Now, how does any of this relate to my RO filter? Simply put, it's a sign that a "public good" is being replaced by "individual responsibility". We have, in the United States, well regulated public utilities that turn rivers and lakes into cleaned, filtered drinking water. They do this process en-masse, piping millions of gallons to millions of households to be used for everything from lawns to pasta. This water is held in very high tolerances, with my local utility releasing lab reports of the water supply every month, measuring everything from lead levels to PFAS contamination. The resulting output from my faucet should then be safe to drink, clean, and plentiful, which it is.

Yet, the output of my filter is cleaner and tastier. RO removes 90% of the PFAS in the water and leaves almost pure HO behind, where the mineralizer adds the right balance of compounds to give it a "fresh spring water" flair. It's an undeniable, marked improvement compared to the baseline, and that's worrisome. It's troubling because it is nice, it is better, it makes sense to install one. With every household that spends the hundreds to put one in place, the political will to put resources towards improving the public good diminishes.

Every house drinking RO is a house that cares less if the water has a slight sulfurous smell, that votes not to raise rates to overhaul the century-old pipes. Those with the means hop onto the trend that tastes like fresh glacial melt, while those stuck with tap water sink further into the rising sea of aging infrastructure. By the time the issue becomes dire, the only victims will be those most vulnerable and least able to do anything about it.

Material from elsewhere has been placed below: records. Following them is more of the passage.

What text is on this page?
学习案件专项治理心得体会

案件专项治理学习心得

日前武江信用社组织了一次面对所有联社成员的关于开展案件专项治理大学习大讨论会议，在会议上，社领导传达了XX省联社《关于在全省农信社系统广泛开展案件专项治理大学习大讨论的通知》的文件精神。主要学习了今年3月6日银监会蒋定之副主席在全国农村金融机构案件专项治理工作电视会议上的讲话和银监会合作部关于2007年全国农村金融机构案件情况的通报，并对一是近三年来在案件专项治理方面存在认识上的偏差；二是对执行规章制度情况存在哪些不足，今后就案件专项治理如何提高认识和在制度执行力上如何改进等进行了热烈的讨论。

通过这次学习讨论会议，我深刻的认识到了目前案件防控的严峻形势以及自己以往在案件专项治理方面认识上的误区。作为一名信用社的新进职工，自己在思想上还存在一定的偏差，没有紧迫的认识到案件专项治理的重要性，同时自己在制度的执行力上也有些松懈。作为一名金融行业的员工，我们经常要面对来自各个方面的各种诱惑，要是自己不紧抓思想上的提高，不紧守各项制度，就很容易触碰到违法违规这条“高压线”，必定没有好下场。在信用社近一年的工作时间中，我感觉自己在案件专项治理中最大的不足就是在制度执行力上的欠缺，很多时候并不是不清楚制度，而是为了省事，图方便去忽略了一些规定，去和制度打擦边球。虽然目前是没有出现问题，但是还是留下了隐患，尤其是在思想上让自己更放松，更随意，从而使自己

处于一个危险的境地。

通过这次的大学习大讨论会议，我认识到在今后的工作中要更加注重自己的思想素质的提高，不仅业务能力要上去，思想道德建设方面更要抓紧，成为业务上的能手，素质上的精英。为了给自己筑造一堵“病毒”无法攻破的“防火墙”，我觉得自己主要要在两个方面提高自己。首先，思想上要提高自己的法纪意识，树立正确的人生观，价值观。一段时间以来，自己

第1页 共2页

So yes, I love my RO filter. I’ve never had better-tasting water come out of my home faucet. It’s like riding a horseless carriage through the horse-dropping-caked streets of New York, leisurely passing all the walking public in 1920. Yet, that simple choice leads to a Prisoner’s dilemma, where the Nash equilibrium sits at a deadlocked intersection of mutually selfish choices. This isn’t a new idea, my wife comes from a land where it’s already commonplace. India’s upper class nearly universally have RO systems, while 342 million of their most impoverished lack access to safe drinking water entirely. Never mind that these systems generally waste 3 gallons of otherwise potable water for every 1 gallon they purify, an incredibly stark contrast in a nation facing active water scarcity.

North Carolina has no such lack of water flowing through its rivers, but similarly no lack of PFAS thanks to truly soulless profiteering at DuPont and 3M. Every modern airport still uses it in their firefighting foam, and the various drills they perform tend to saturate the local area with shocking amounts of short-chain fluorinated compounds. I happen to live fairly close to one such airport, and while the local municipality doesn’t source its water from anywhere close by, their reports do indicate a low but notable amount of contamination. So I’ll continue to fill my water bottle at the RO fountain every morning, and I’ll cook my rice with the same. It's a luxury I can no longer live without, and if history is any indication, soon neither could you.